Hoarding Fuels Rice Rocket

Domestic rice prices are climbing by the day, squeezing the poor and exporters alike as millers and wholesalers hoard the grain and merchants speculate. 

Domestic rice prices are climbing by the day, squeezing the poor and exporters alike

On the wholesale front, a kilogram of dehusked rice has risen by VND300 in the past two days to VND7,300 while traders are paying VND5,600 for unhusked rice, up VND200-400.
 
Tran Khanh Lon, a prominent rice merchant in Can Tho City’s Cai Rang District, says the mills are reluctant to sell their rice and are only parting with a hundred tons per day, or less than half the quantity last week.
 
What’s more noticeable to the general public is the number of rice shops that have closed their doors for now because of the steep prices and lack of supply.
 
One such hard-hit retailer is Mr.
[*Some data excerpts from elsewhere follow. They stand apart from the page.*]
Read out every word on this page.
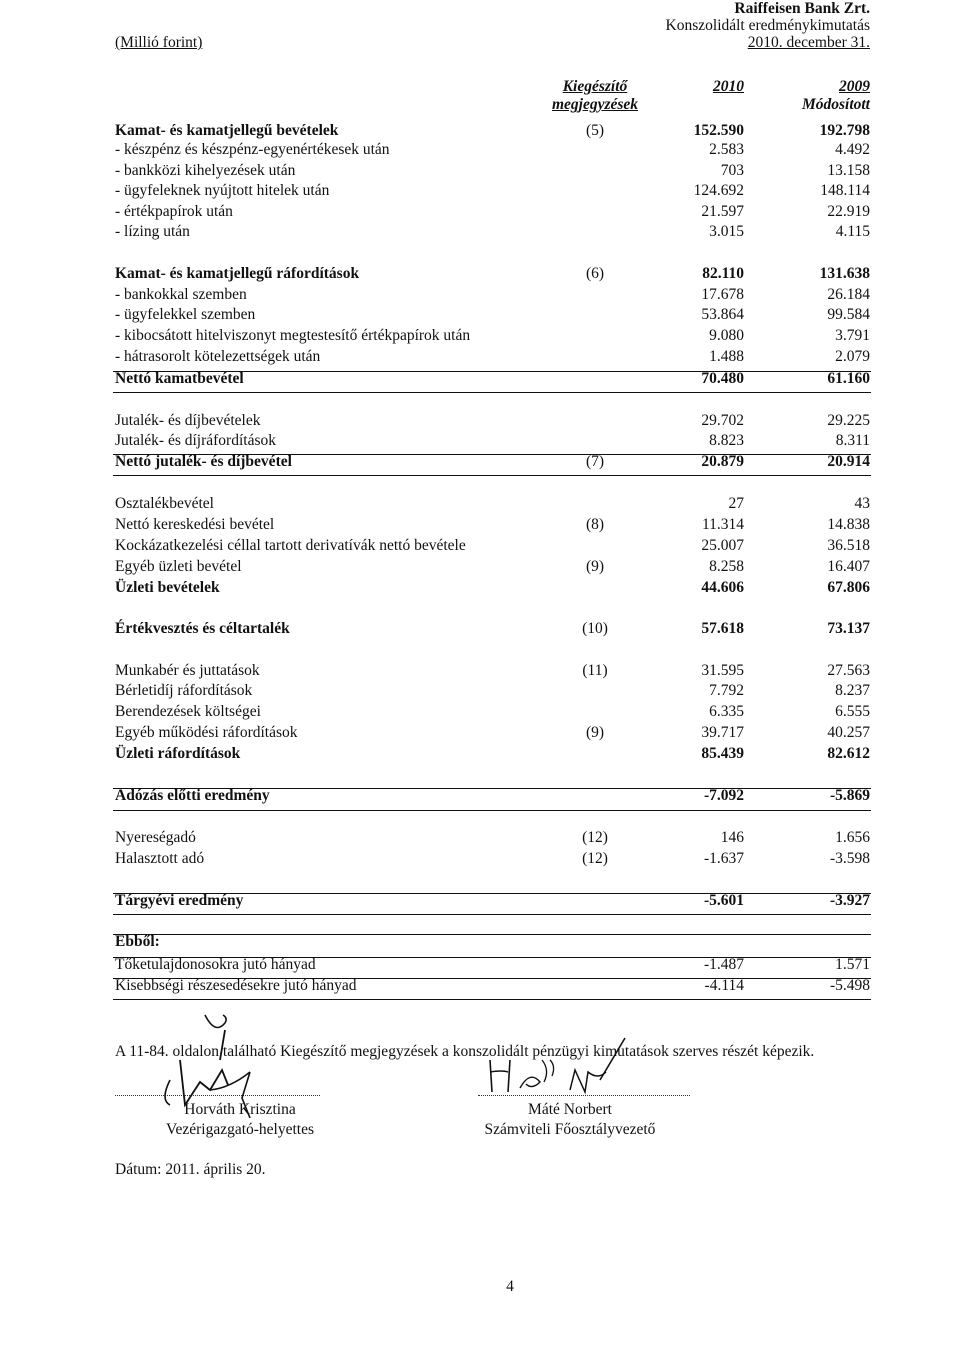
Raiffeisen Bank Zrt.
Konszolidált eredménykimutatás
2010. december 31.
(Millió forint)
Kiegészítő
megjegyzések
2010	2009
Módosított
Kamat- és kamatjellegű bevételek	(5)	152.590	192.798
- készpénz és készpénz-egyenértékesek után	2.583	4.492
- bankközi kihelyezések után	703	13.158
- ügyfeleknek nyújtott hitelek után	124.692	148.114
- értékpapírok után	21.597	22.919
- lízing után	3.015	4.115
Kamat- és kamatjellegű ráfordítások	(6)	82.110	131.638
- bankokkal szemben	17.678	26.184
- ügyfelekkel szemben	53.864	99.584
- kibocsátott hitelviszonyt megtestesítő értékpapírok után	9.080	3.791
- hátrasorolt kötelezettségek után	1.488	2.079
Nettó kamatbevétel	70.480	61.160
Jutalék- és díjbevételek	29.702	29.225
Jutalék- és díjráfordítások	8.823	8.311
Nettó jutalék- és díjbevétel	(7)	20.879	20.914
Osztalékbevétel	27	43
Nettó kereskedési bevétel	(8)	11.314	14.838
Kockázatkezelési céllal tartott derivatívák nettó bevétele	25.007	36.518
Egyéb üzleti bevétel	(9)	8.258	16.407
Üzleti bevételek	44.606	67.806
Értékvesztés és céltartalék	(10)	57.618	73.137
Munkabér és juttatások	(11)	31.595	27.563
Bérletidíj ráfordítások	7.792	8.237
Berendezések költségei	6.335	6.555
Egyéb működési ráfordítások	(9)	39.717	40.257
Üzleti ráfordítások	85.439	82.612
Adózás előtti eredmény	-7.092	-5.869
Nyereségadó	(12)	146	1.656
Halasztott adó	(12)	-1.637	-3.598
Tárgyévi eredmény	-5.601	-3.927
Ebből:
Tőketulajdonosokra jutó hányad	-1.487	1.571
Kisebbségi részesedésekre jutó hányad	-4.114	-5.498
A 11-84. oldalon található Kiegészítő megjegyzések a konszolidált pénzügyi kimutatások szerves részét képezik.
Horváth Krisztina
Vezérigazgató-helyettes
Máté Norbert
Számviteli Főosztályvezető
Dátum: 2011. április 20.
4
Phuc of the Phuc Loi shop in February 3rd Market in Can Tho’s Ninh Kieu District. He says wholesale rice from Cai Rang has gone up by VND1,000 to VND8,000 per kilogram since a week ago.
 
Worse still, the amount he could buy was so little that Phuc Loi decided to close for a few days and see if the market turned before deciding whether to stay in business or give up for good.
 
Exporters are feeling the pinch too and reckon they can only pay VND7,200 per kilogram for dehusked rice at most if they are to break even, so the extra VND100 they must now pay guarantees a loss if they make the purchase.
 
Most of the big traders, meanwhile, are willing to pay the extra VND100 as they can pass it on to their Vietnamese customers.
 
Many millers and wholesalers in Cai Rang have been buying as much rice as possible and hoarding it in the expectation of even higher prices ahead, thereby worsening the situation for the retailers and the suffering masses.
 
By Thursday afternoon a kilogram of standard rice had reached VND13,000 while the top-grade stuff was fetching VND16,000, a rise of nearly VND3,000 in a week.
 
Of course the many rice growers around Can Tho are happy with the extra revenue but the many immigrants who have made the city their home have next to no discretionary income and can barely afford to buy the staple grain of Asia.
 
One of these immigrants is Nguyen Thi Ha from Dong Thap Province, who says she paid VND9,000 for a kilo of rice last week but now must fork out an extra VND4,000 for the same amount.
 
“It’s not just me; there are many poor people who shop at An Hoa Market and are stupefied by how much they must pay for rice,” Ha said.